The World Development Report 2005: An Unbalanced Message on Investment Liberalization.

The principal message of the World Development Report 2005 of the World Bank to  the developing countries is that they should adopt liberal policies related to foreign  investment to spur economic growth and development, and that the development of  binding multilateral rules relating to foreign investment would create a favorable  climate for foreign investment in developing countries.

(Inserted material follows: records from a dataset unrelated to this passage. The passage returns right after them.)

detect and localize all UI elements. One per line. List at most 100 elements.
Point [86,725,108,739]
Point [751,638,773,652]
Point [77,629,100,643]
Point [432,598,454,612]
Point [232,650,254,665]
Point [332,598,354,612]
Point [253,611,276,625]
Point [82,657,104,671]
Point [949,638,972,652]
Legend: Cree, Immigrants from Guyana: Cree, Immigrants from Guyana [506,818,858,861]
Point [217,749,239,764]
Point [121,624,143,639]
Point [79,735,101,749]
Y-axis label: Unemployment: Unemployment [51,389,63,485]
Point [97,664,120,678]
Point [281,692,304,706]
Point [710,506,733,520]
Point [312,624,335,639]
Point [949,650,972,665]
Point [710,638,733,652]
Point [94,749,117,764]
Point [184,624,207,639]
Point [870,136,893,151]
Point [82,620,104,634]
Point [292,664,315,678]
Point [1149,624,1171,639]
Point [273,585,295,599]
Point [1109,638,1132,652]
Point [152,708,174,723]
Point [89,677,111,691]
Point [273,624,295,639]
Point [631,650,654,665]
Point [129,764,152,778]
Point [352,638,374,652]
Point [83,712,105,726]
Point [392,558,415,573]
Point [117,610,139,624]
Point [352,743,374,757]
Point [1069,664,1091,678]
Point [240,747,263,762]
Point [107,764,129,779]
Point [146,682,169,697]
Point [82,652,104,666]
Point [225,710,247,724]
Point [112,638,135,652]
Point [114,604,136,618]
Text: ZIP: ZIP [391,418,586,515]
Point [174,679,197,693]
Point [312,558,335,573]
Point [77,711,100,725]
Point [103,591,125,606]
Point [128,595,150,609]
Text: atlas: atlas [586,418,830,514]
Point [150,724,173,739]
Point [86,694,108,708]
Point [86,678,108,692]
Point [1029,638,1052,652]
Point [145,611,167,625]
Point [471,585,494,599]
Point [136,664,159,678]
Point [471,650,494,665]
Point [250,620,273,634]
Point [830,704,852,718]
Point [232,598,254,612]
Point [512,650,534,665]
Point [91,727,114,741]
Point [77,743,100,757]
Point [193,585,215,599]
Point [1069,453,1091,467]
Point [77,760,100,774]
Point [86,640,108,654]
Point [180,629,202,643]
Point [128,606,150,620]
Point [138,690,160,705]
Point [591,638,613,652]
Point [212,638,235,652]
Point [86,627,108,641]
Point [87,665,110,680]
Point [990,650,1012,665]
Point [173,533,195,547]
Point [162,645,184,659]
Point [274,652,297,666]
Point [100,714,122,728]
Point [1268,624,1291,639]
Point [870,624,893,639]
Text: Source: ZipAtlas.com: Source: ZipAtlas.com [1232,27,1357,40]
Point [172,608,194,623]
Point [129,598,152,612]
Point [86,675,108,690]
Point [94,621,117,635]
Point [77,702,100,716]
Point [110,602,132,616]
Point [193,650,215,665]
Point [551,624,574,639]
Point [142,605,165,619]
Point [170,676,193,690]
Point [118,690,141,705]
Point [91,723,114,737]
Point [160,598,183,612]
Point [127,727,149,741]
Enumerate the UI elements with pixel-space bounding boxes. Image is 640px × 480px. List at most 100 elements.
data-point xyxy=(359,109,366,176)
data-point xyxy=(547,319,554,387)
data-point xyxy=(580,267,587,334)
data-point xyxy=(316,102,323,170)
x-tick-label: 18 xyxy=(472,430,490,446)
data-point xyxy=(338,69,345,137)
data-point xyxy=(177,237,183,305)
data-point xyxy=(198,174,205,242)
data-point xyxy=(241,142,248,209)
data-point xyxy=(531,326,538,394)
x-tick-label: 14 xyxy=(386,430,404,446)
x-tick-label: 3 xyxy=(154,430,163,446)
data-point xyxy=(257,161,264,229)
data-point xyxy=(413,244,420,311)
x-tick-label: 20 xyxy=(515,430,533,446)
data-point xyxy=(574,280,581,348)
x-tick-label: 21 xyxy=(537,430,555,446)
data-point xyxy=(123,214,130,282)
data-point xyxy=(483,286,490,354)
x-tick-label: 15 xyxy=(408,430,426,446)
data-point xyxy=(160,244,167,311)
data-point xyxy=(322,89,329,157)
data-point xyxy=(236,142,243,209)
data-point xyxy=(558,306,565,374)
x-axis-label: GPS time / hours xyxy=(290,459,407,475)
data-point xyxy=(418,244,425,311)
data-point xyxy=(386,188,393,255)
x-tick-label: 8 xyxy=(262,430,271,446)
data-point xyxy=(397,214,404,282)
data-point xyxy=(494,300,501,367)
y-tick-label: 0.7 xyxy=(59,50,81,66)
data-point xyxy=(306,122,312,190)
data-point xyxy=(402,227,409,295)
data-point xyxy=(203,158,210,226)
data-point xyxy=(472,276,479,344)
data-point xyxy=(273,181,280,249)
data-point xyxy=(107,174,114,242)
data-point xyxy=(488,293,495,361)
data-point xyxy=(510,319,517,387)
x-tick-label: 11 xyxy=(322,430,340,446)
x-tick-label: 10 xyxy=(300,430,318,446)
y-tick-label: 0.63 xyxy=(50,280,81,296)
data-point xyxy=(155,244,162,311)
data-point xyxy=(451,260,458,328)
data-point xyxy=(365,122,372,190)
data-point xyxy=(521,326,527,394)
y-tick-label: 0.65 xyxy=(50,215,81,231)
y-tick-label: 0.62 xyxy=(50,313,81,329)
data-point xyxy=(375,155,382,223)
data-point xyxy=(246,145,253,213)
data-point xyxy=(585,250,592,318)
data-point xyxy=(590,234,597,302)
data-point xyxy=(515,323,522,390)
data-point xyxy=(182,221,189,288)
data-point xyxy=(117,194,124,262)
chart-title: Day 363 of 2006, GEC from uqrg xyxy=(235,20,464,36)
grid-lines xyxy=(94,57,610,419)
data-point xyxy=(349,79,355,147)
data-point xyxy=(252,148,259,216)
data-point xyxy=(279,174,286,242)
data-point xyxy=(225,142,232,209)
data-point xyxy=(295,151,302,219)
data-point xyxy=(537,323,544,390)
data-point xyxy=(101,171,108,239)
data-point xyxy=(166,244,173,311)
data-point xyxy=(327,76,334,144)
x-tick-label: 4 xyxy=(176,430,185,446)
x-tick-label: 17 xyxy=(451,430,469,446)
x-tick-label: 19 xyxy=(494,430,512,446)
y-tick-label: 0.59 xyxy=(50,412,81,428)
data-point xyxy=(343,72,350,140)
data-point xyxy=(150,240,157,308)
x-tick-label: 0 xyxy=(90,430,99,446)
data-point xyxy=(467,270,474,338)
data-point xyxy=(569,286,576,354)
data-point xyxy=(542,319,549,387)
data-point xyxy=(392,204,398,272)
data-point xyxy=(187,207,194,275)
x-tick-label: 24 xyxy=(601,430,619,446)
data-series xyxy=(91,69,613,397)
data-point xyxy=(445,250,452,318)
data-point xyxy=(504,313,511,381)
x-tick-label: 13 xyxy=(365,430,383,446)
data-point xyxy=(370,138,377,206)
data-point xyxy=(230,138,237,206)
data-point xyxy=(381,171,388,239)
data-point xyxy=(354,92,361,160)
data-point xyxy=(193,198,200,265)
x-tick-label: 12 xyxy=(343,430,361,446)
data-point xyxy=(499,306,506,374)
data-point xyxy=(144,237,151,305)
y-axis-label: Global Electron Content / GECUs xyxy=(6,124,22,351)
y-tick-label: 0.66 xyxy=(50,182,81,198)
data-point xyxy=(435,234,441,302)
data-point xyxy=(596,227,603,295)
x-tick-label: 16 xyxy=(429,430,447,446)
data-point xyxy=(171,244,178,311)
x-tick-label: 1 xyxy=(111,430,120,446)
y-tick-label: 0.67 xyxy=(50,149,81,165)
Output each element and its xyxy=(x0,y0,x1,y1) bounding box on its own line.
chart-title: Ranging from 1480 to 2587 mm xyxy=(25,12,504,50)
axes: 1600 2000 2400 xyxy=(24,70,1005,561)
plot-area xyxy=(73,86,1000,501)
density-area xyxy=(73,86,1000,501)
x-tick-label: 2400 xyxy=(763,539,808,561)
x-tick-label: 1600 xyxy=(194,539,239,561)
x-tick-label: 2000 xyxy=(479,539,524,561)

This is the same argument  made by the developed countries for developing new rules on investment  liberalization in the WTO and in bilateral agreements with developing countries.

However, such a message, when articulated in the context of the World Bank or in the  context of the WTO, simply promotes the economic interests of the North. It  disregards or downplays the fact that the promised developmental benefits of  investment liberalization by developing countries have not yet, by and large, come  about. FDI inflows, despite investment regime liberalization in many developing  countries, continue to go, in large part, to developed countries and to only a few  developing countries. In fact, relative to the share of FDI inflows of developed  countries, the share of developing countries in general and of the poorest among them  in particular, has been on the decline.

In addition to declining quantities of FDI inflows to most developing countries, the  quality of FDI inflows vis-à-vis their developmental impacts on host countries  continues to be a cause of concern for many developing countries. Investment  liberalization along the lines proposed by developed countries would have developing  countries do away with, for example, performance requirements and other regulatory  instruments that could ensure that FDI provides direct domestic developmental  benefits in terms of capital retention, technology transfer, and human resource  capacity-building.

Such proposals for investment liberalization from developed countries run counter to  their own historical experiences vis-à-vis FDI regulation. By and large, developed  countries had, during their own development process, taken a strategic approach to  foreign investment, characterized by flexible policy regimes and regulatory  restrictions and requirements on FDI taken according to needs of and changes in their  economic structure and external conditions.

Developing countries have, however, recognized the need for policy space and  regulatory flexibility when it comes to FDI. It is on this basis that they have mostly  been opposed to the launch of negotiations on new rules and disciplines on trade and  investment in the WTO. They rightly understand that such new rules and disciplines  could adversely impact on their policy space and regulatory flexibility vis-à-vis FDI  regulation.

The WDR 2005, therefore, needs to provide a more balanced view of the trade and  investment debate, in order to take into account developing countries’ perspectives  vis-à-vis foreign investment.